Jaren wasn’t sure why Lupin decided to confide in him about her life on Endla, but he was grateful that someone was willing to talk about it. Someone who knew the truth, not a bunch of silly stories.
They strolled around the market once, with Lupin pointing out the best vendors of various items and who to be wary of. “Never buy from him,” she said, gesturing to a man peddling what looked like ordinary copper pots and pans. “He’s a crook. And a smelly one.” Eventually she continued past the very last stall and guided Jaren into the forest.
“Don’t you need to help your parents?” he asked, glancing over his shoulder at the market and making eye contact with Story for just long enough to see the look of amusement on her face before they disappeared behind a veil of trees.
Lupin strode confidently into the forest without looking back. Jaren had the impression she rarely did. “They’ll be all right. To be honest, I needed a break. You’re not the only person in Bricklebury to look at me funny, Jaren Kask.”
“I’m sorry. I didn’t mean to stare.”
The corner of her mouth raised in a grin. “It’s all right. I wouldn’t have noticed if I hadn’t been staring at you, too.” She glanced at Jaren and barely managed to stifle a laugh. “Don’t tell me the girls didn’t like you back in... Where did you say you were from?”
He was grateful for the change in subject, though the truth was, he had never paid much attention to girls back home. He had been too busy helping his family to go to school, let alone to court anyone. “I’m from Tindervale.”
“Ah, a city boy. No wonder you’re so out of your element here. Us mountain folk are known for our strange ways.”
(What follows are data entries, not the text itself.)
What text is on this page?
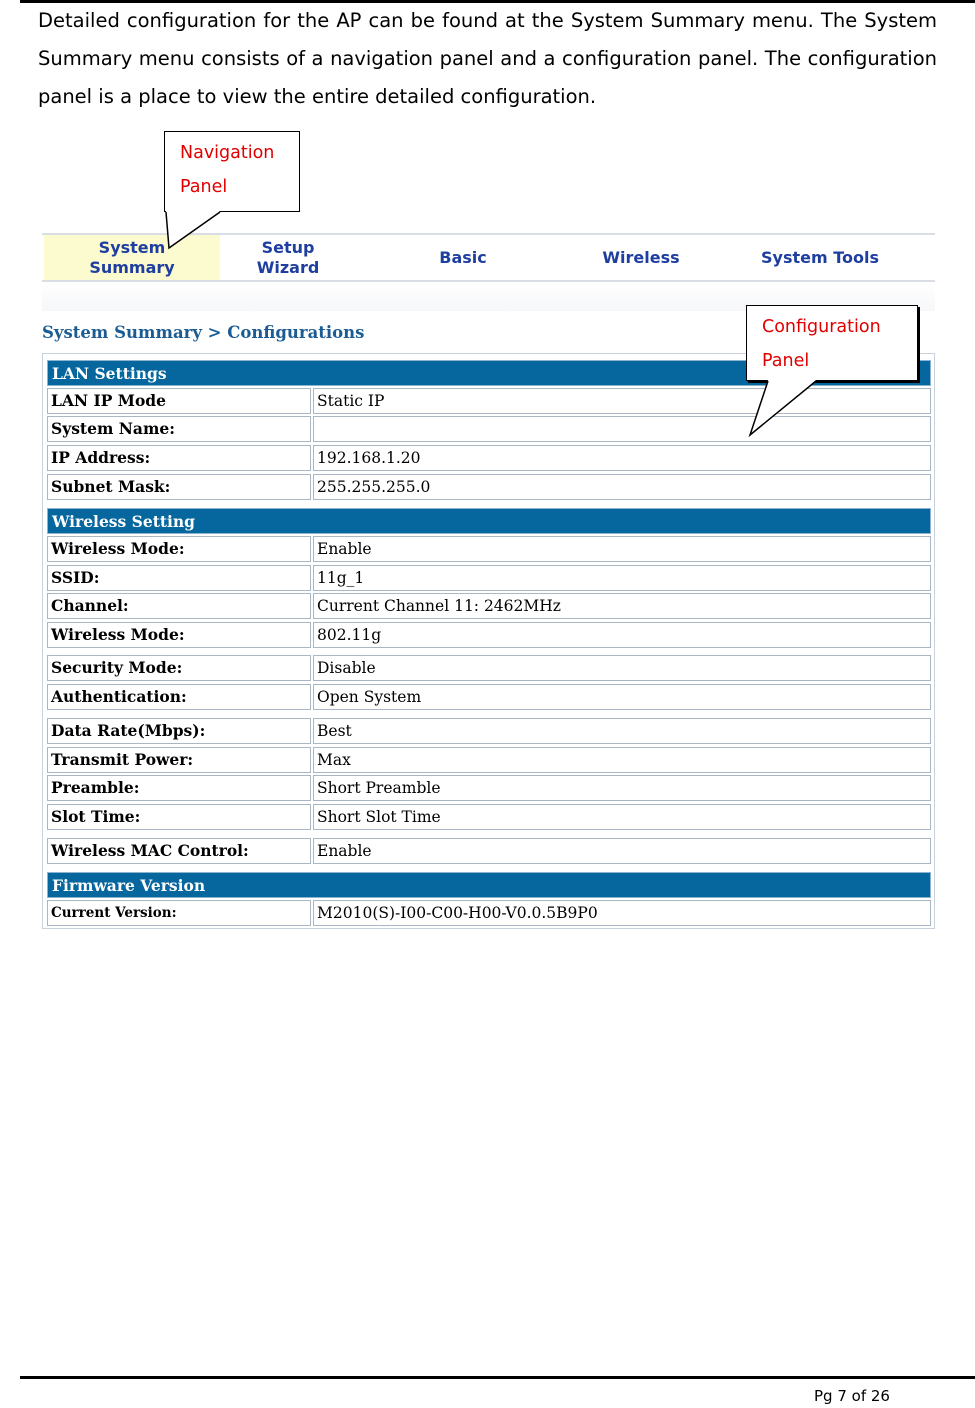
Detailed configuration for the AP can be found at the System Summary menu. The System Summary menu consists of a navigation panel and a configuration panel. The configuration panel is a place to view the entire detailed configuration.

Navigation
Panel
System
Summary
Setup Wizard
Basic	Wireless	System Tools
System Summary > Configurations
LAN Settings
LAN IP Mode	Static IP
System Name:
IP Address:	192.168.1.20
Subnet Mask:	255.255.255.0
Wireless Setting
Wireless Mode:	Enable
SSID:	11g_1
Channel:	Current Channel 11: 2462MHz
Wireless Mode:	802.11g
Security Mode:	Disable
Authentication:	Open System
Data Rate(Mbps):	Best
Transmit Power:	Max
Preamble:	Short Preamble
Slot Time:	Short Slot Time
Wireless MAC Control:	Enable
Firmware Version
Current Version:	M2010(S)-I00-C00-H00-V0.0.5B9P0
Configuration
Panel
Pg 7 of 26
Jaren studied Lupin from the corner of his eye. She had long, glossy hair the same color as the honey she sold, and her green eyes twinkled with what appeared to be good humor. But there was something about her sharp nose and high laugh that made her seem more than a little impish, like a woodland elf bent on mischief.
Not that he believed in elves.
They had come to the fork in the forest trail that led to other towns and eventually cities in one direction and deeper into the wood toward Lake Luma in the other. Lupin paused, as if she was waiting for Jaren to decide their direction.
He meant to choose the fork leading away from Endla. He already knew where the other fork led, and he had no desire to go back there. But somehow his feet decided otherwise. Lupin didn’t argue, just continued to watch him from beneath her lashes.
“So, what did you want to know about Endla?” she asked after a few minutes. “Or were you just hoping to spend time alone with a pretty girl?”
At that, Jaren dropped Lupin’s arm and took a sidestep away from her. “No, I’m sorry. I hope that’s not the impression I gave. I would never presume...”
She had a high, tinkling laugh that he imagined some people would find charming, but the sound made him uneasy. “I enjoy making you blush,” Lupin said. “Don’t worry, I’m not going to bite.” She reached for his arm again and he gave it reluctantly, wondering why he wasn’t enjoying spending time with an attractive girl as much as he suspected he should.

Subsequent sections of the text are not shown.